De l’autre côté du Rhin, bien avant l’arrivée au pouvoir d’Hitler en 1933, les populations tsiganes faisaient déjà l’objet d’une surveillance étroite. L’idéologie nazie n’a fait qu’intensifier cette politique de contrôle, inscrivant les Tsiganes parmi les « indésirables » à éliminer. En 1936, ces dernier·es sont alors soumis·es aux lois raciales du régime, contraints au travail forcé, et victimes de stérilisations massives. À la veille des Jeux olympiques de Berlin, 600 d’entre elles/eux sont arrêté·es et transféré·es dans un camp insalubre à Marzahn, en périphérie de la capitale, prélude glaçant à leur destin sous le IIIe Reich.
Dans la nuit du 2 au 3 août 1944, 4 300 Tsiganes furent exterminé·es à Auschwitz-Birkenau lors de la liquidation du Zigeunerlager, le camp des familles tsigane. Au total, selon les estimations historiques, entre 400 000 et 550 000 Roms, Sinti, Gitan·es, Manouches, Yéniches et voyageur·ses ont été tué·es durant la Shoah, victimes d’exécutions de masse, de déportations vers les camps de la mort et de conditions de détention effroyables. Cette extermination, aujourd’hui désignée sous le nom de Samudaripen, ne fut pourtant jamais mentionné lors du procès de Nuremberg. Aucun·e survivant·e tzigane ne fut invité·e à témoigner. Si l’Allemagne et plusieurs pays européens commémorent la Journée européenne de commémoration du génocide des Roms le 2 août, la France tarde à la reconnaître pleinement. En 2016, la France admet sa responsabilité dans l’internement de Tsiganes de 1940 à 1946 à travers la voix de François Hollande. « Le jour est venu et il fallait que cette vérité soit dite », mais aucune commémoration officielle n’a encore été instaurée. Une proposition de résolution n° 923, déposée en février 2025, appelle à inscrire ce jour-là comme journée nationale de mémoire en France.
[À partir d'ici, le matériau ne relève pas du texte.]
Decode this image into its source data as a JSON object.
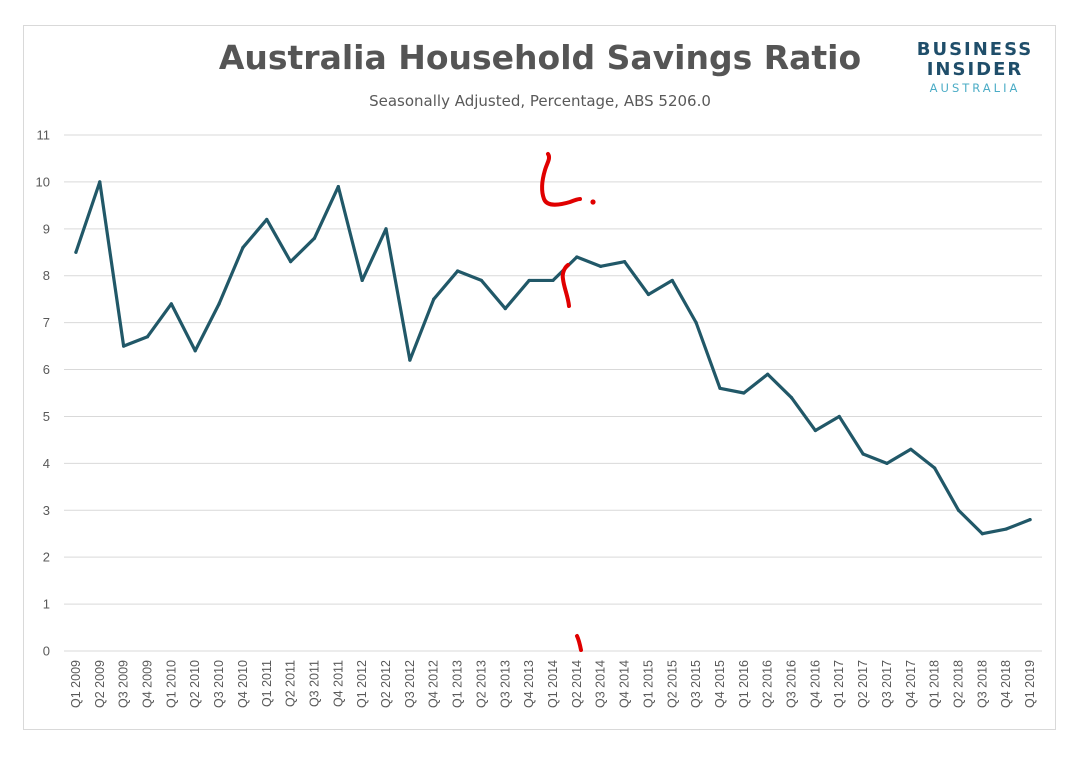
{
  "header": {
    "title": "Australia Household Savings Ratio",
    "subtitle": "Seasonally Adjusted, Percentage, ABS 5206.0"
  },
  "logo": {
    "line1": "BUSINESS",
    "line2": "INSIDER",
    "line3": "AUSTRALIA"
  },
  "colors": {
    "series_line": "#215868",
    "gridline": "#d9d9d9",
    "annotation": "#e00000"
  },
  "chart_data": {
    "type": "line",
    "title": "Australia Household Savings Ratio",
    "subtitle": "Seasonally Adjusted, Percentage, ABS 5206.0",
    "xlabel": "",
    "ylabel": "",
    "ylim": [
      0,
      11
    ],
    "yticks": [
      0,
      1,
      2,
      3,
      4,
      5,
      6,
      7,
      8,
      9,
      10,
      11
    ],
    "grid": true,
    "legend": "none",
    "categories": [
      "Q1 2009",
      "Q2 2009",
      "Q3 2009",
      "Q4 2009",
      "Q1 2010",
      "Q2 2010",
      "Q3 2010",
      "Q4 2010",
      "Q1 2011",
      "Q2 2011",
      "Q3 2011",
      "Q4 2011",
      "Q1 2012",
      "Q2 2012",
      "Q3 2012",
      "Q4 2012",
      "Q1 2013",
      "Q2 2013",
      "Q3 2013",
      "Q4 2013",
      "Q1 2014",
      "Q2 2014",
      "Q3 2014",
      "Q4 2014",
      "Q1 2015",
      "Q2 2015",
      "Q3 2015",
      "Q4 2015",
      "Q1 2016",
      "Q2 2016",
      "Q3 2016",
      "Q4 2016",
      "Q1 2017",
      "Q2 2017",
      "Q3 2017",
      "Q4 2017",
      "Q1 2018",
      "Q2 2018",
      "Q3 2018",
      "Q4 2018",
      "Q1 2019"
    ],
    "series": [
      {
        "values": [
          8.5,
          10.0,
          6.5,
          6.7,
          7.4,
          6.4,
          7.4,
          8.6,
          9.2,
          8.3,
          8.8,
          9.9,
          7.9,
          9.0,
          6.2,
          7.5,
          8.1,
          7.9,
          7.3,
          7.9,
          7.9,
          8.4,
          8.2,
          8.3,
          7.6,
          7.9,
          7.0,
          5.6,
          5.5,
          5.9,
          5.4,
          4.7,
          5.0,
          4.2,
          4.0,
          4.3,
          3.9,
          3.0,
          2.5,
          2.6,
          2.8
        ]
      }
    ]
  }
}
Aussi, le film nous rappelle certaines vérités historiques essentielles comme par exemple, le rôle actif joué par les Tsiganes dans la Résistance. Il rappelle par exemple, que le 16 mai 1944, des familles tsiganes se sont soulevées, armées de bêches, haches, pieds de biche et montants de lits contre les Nazis au camp d’Auschwitz-Birkenau.
Enfin, au-delà du récit historique, le film interroge les mécanismes du totalitarisme et la manière dont les sociétés ont consenti, activement ou passivement, à l’exclusion et à l’extermination. En explorant les points de vue des bourreaux et des victimes, Mémoires Tsiganes, l’autre génocide cherche à comprendre les ressorts idéologiques du nazisme, notamment sa politique raciale, qui ne se limitait pas à l’exclusion des Juifs mais englobait une volonté de domination européenne fondée sur la hiérarchisation des populations. Malgré la noirceur du sujet, une lumière subsiste malgré tout : celle de la résilience, de la vitalité, et de la force des survivant·es.